The Tree of Life - 65/100
Totally
Juicy
Verdict: I couldn't give this one
below a 60 due to the cinematography alone. The movie is beautiful. It
looks stunning. The plot -- what little there is -- could use some work
and it could have easily been 39 minutes shorter without losing a thing
-- other than 39 minutes. Yet, I find myself wanting to watch it a
second time. That must mean something. It's sort of like the original
Fantasia, except about a dead kid.
War Horse - 74/100
Totally
Juicy
Verdict: Unbelievably cheesy story where the
main character is a horse and every secondary character knows he's the
horse they're looking for just by hearing he's a miracle horse or a
special horse. But the movie rarely tells us what's so miraculous about
this horse. Or special. Or even really anything more than, "That's one
hell of a horse." The horse plowed a field once. When it was
raining. Wow. Still, this is Spielberg's first full-fledged tribute to
his hero, John Ford. And the movie looks and feels like a John Ford
film. See it on the big screen and you'll be swept away by the sweeping
panoramic shots and beauty of the whole thing. Almost as much as you'll
be distracted by the ridiculous script. There were times I thought the
horse was going to speak, like Mr. Ed. The amazing Mr. Ed. Now there
was an amazing horse. He sat in a stable and said stuff!
I have yet to see Extremely Loud & Incredibly Close. I wish it wasn't nominated, because I don't want to see it. I think it was nominated because the Academy has its head so far up its fucking ass its small intestine thinks it's the place where faces breathe. Instead of mediocre monstrosities like The Help, The Descendents and Money Ball, why didn't we get solid Best Picture nominees such as, Girl with the Dragon Tattoo, Harry Potter and the Deathly Hallows and Drive? I'm guessing it's due to the day when the Academy (rightfully) nominated Brokeback Mountain and saw their ratings fall by like 30%, the Academy has played it VERY safe (they started playing it safe that very night by giving some piece of shit the Best Picture award -- I forget which piece of shit it was).
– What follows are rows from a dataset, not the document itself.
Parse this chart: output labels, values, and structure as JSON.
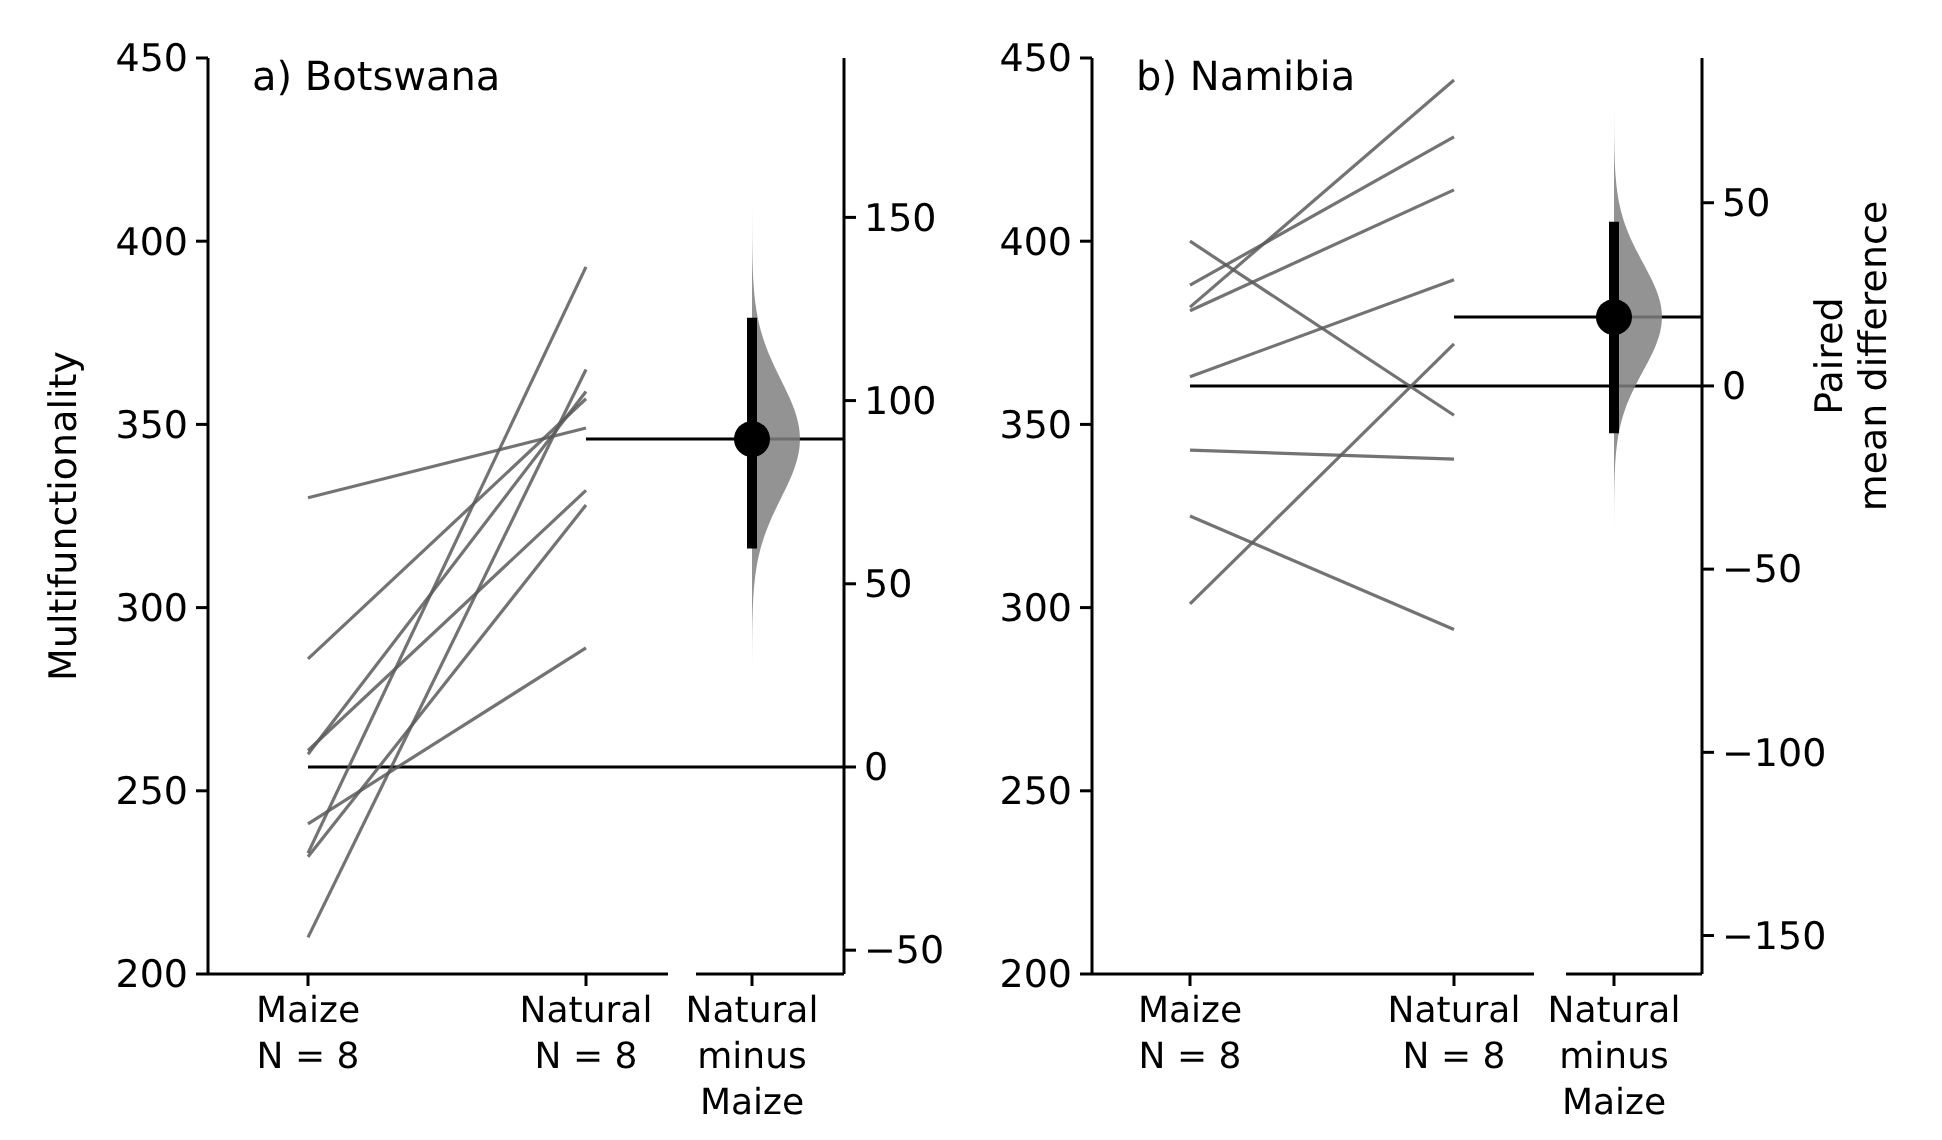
{
  "chart_data": [
    {
      "type": "line",
      "title": "a) Botswana",
      "ylabel": "Multifunctionality",
      "categories": [
        "Maize\nN = 8",
        "Natural\nN = 8",
        "Natural\nminus\nMaize"
      ],
      "ylim": [
        200,
        450
      ],
      "yticks": [
        200,
        250,
        300,
        350,
        400,
        450
      ],
      "y2lim": [
        -56.5,
        193.5
      ],
      "y2ticks": [
        {
          "value": -50,
          "label": "−50"
        },
        0,
        50,
        100,
        150
      ],
      "marker": "none",
      "series": [
        {
          "color": "#5a5a5a",
          "values": [
            330,
            349,
            null
          ]
        },
        {
          "color": "#5a5a5a",
          "values": [
            286,
            357,
            null
          ]
        },
        {
          "color": "#5a5a5a",
          "values": [
            261,
            332,
            null
          ]
        },
        {
          "color": "#5a5a5a",
          "values": [
            260,
            359,
            null
          ]
        },
        {
          "color": "#5a5a5a",
          "values": [
            241,
            289,
            null
          ]
        },
        {
          "color": "#5a5a5a",
          "values": [
            233,
            393,
            null
          ]
        },
        {
          "color": "#5a5a5a",
          "values": [
            232,
            328,
            null
          ]
        },
        {
          "color": "#5a5a5a",
          "values": [
            210,
            365,
            null
          ]
        },
        {
          "type": "scatter",
          "axis": "y2",
          "marker": "circle",
          "color": "#000000",
          "x": [
            "Natural\nminus\nMaize"
          ],
          "values": [
            89.5
          ],
          "errors": [
            [
              59.6,
              122.6
            ]
          ]
        }
      ],
      "ref_lines": [
        {
          "axis": "y2",
          "value": 0,
          "color": "#000000"
        },
        {
          "axis": "y2",
          "value": 89.5,
          "color": "#000000"
        }
      ]
    },
    {
      "type": "line",
      "title": "b) Namibia",
      "y2label": "Paired\nmean difference",
      "categories": [
        "Maize\nN = 8",
        "Natural\nN = 8",
        "Natural\nminus\nMaize"
      ],
      "ylim": [
        200,
        450
      ],
      "yticks": [
        200,
        250,
        300,
        350,
        400,
        450
      ],
      "y2lim": [
        -160.5,
        89.5
      ],
      "y2ticks": [
        {
          "value": -150,
          "label": "−150"
        },
        {
          "value": -100,
          "label": "−100"
        },
        {
          "value": -50,
          "label": "−50"
        },
        0,
        50
      ],
      "marker": "none",
      "series": [
        {
          "color": "#5a5a5a",
          "values": [
            400,
            352.5,
            null
          ]
        },
        {
          "color": "#5a5a5a",
          "values": [
            388,
            428.5,
            null
          ]
        },
        {
          "color": "#5a5a5a",
          "values": [
            382,
            444,
            null
          ]
        },
        {
          "color": "#5a5a5a",
          "values": [
            381,
            414,
            null
          ]
        },
        {
          "color": "#5a5a5a",
          "values": [
            363,
            389.5,
            null
          ]
        },
        {
          "color": "#5a5a5a",
          "values": [
            343,
            340.5,
            null
          ]
        },
        {
          "color": "#5a5a5a",
          "values": [
            325,
            294,
            null
          ]
        },
        {
          "color": "#5a5a5a",
          "values": [
            301,
            372,
            null
          ]
        },
        {
          "type": "scatter",
          "axis": "y2",
          "marker": "circle",
          "color": "#000000",
          "x": [
            "Natural\nminus\nMaize"
          ],
          "values": [
            18.8
          ],
          "errors": [
            [
              -12.9,
              44.8
            ]
          ]
        }
      ],
      "ref_lines": [
        {
          "axis": "y2",
          "value": 0,
          "color": "#000000"
        },
        {
          "axis": "y2",
          "value": 18.8,
          "color": "#000000"
        }
      ]
    }
  ]
}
Outside of NY and LA, the show basically gets all its ratings from soccer moms living in flyover states. Middle-American soccer moms have been the audience the Academy caters toward. I expect an Adam Sandler movie to be nominated next. Or maybe just a 30 second fart joke as Best Short Film. Either that, or some guy hitting himself in the nuts. Middle-America loves that shit.